McKinley Wright IV, the team’s top scorer, demonstrated Colorado’s comeback potential against Southern California in the Pac-12 semifinals on Friday with 24 points in 32 minutes after returning from an early elbow to the head.
“This team just has a resiliency,” Boyle said after the game. “A fight that’s fun to be around.” — GILLIAN R. BRASSIL
No. 15 Iona
Rick Pitino — Rick Pitino! — is back in the N.C.A.A. tournament.
You might remember him. He has appeared in the Final Four seven times. He won national titles at Kentucky and Louisville, even though the latter’s win was ultimately vacated. He had a mediocre run in the N.B.A., where he coached Patrick Ewing, who steered Georgetown into the tournament.
And Pitino, having gone into a basketball exile in Greece after a scandal at Louisville, is suddenly in the whirlwind, too. His Iona Gaels beat Fairfield, 60-51, on Saturday to win the Metro Atlantic Athletic Conference tournament and earn a chance to keep playing for a national championship.

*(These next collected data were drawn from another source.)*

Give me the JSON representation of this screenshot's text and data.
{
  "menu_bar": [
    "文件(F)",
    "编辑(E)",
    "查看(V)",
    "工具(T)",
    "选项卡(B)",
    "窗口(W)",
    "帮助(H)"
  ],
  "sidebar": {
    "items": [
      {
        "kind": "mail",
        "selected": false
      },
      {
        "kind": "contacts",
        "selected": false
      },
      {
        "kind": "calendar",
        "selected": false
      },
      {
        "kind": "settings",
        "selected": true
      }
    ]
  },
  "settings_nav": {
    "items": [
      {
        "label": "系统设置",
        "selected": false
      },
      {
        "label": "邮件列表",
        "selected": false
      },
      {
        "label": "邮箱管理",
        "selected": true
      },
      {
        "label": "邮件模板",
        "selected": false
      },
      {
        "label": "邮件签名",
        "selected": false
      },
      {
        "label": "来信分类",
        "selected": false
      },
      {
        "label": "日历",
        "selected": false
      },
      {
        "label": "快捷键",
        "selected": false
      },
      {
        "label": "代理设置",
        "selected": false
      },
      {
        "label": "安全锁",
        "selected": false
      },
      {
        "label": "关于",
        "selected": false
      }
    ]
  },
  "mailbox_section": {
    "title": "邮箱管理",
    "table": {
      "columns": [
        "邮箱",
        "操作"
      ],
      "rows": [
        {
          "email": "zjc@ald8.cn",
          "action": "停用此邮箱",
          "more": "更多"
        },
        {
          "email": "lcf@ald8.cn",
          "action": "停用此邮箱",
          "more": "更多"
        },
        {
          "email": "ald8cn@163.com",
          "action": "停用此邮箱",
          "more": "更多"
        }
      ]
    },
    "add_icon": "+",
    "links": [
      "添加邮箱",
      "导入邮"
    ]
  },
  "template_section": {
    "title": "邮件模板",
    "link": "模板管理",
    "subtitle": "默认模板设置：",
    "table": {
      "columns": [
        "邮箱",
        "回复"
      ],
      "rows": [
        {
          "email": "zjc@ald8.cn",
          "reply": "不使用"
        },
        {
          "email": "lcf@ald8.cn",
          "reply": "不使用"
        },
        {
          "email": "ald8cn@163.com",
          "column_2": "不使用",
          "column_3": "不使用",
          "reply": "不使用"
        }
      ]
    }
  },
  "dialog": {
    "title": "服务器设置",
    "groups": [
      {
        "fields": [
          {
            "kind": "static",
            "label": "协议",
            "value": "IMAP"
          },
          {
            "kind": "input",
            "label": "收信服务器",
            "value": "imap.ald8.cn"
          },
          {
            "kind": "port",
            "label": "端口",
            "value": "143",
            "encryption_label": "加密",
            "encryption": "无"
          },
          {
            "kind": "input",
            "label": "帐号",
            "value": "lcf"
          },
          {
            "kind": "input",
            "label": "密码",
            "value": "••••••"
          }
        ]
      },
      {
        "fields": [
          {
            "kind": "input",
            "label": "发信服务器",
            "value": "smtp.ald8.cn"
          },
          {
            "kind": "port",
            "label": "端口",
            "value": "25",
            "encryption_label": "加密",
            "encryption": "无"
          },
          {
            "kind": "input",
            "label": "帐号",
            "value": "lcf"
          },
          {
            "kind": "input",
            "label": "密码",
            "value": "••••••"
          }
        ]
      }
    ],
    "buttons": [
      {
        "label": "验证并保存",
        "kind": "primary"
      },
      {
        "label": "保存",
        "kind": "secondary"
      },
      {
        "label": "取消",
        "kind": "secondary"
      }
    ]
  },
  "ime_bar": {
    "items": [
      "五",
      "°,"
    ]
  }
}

Seed notwithstanding, history suggests the Gaels, who have a formidable defense, could cause some headaches: In the 21 seasons that Pitino-coached teams have reached the N.C.A.A. tournament, they have advanced past the first round in all but four years. — ALAN BLINDER
All of the East’s Matchups
No. 1 Michigan (20-4) vs. Mount St. Mary’s/Texas Southern
No. 8 Louisiana State (18-9) vs. St. Bonaventure (16-4)
No. 5 Colorado (22-8) vs. No. 12 Georgetown (13-12)
No. 4 Florida State (16-6) vs. No. 13 North Carolina-Greensboro (21-8)
No. 6 Brigham Young (20-6) vs. No. 11 Michigan State/U.C.L.A.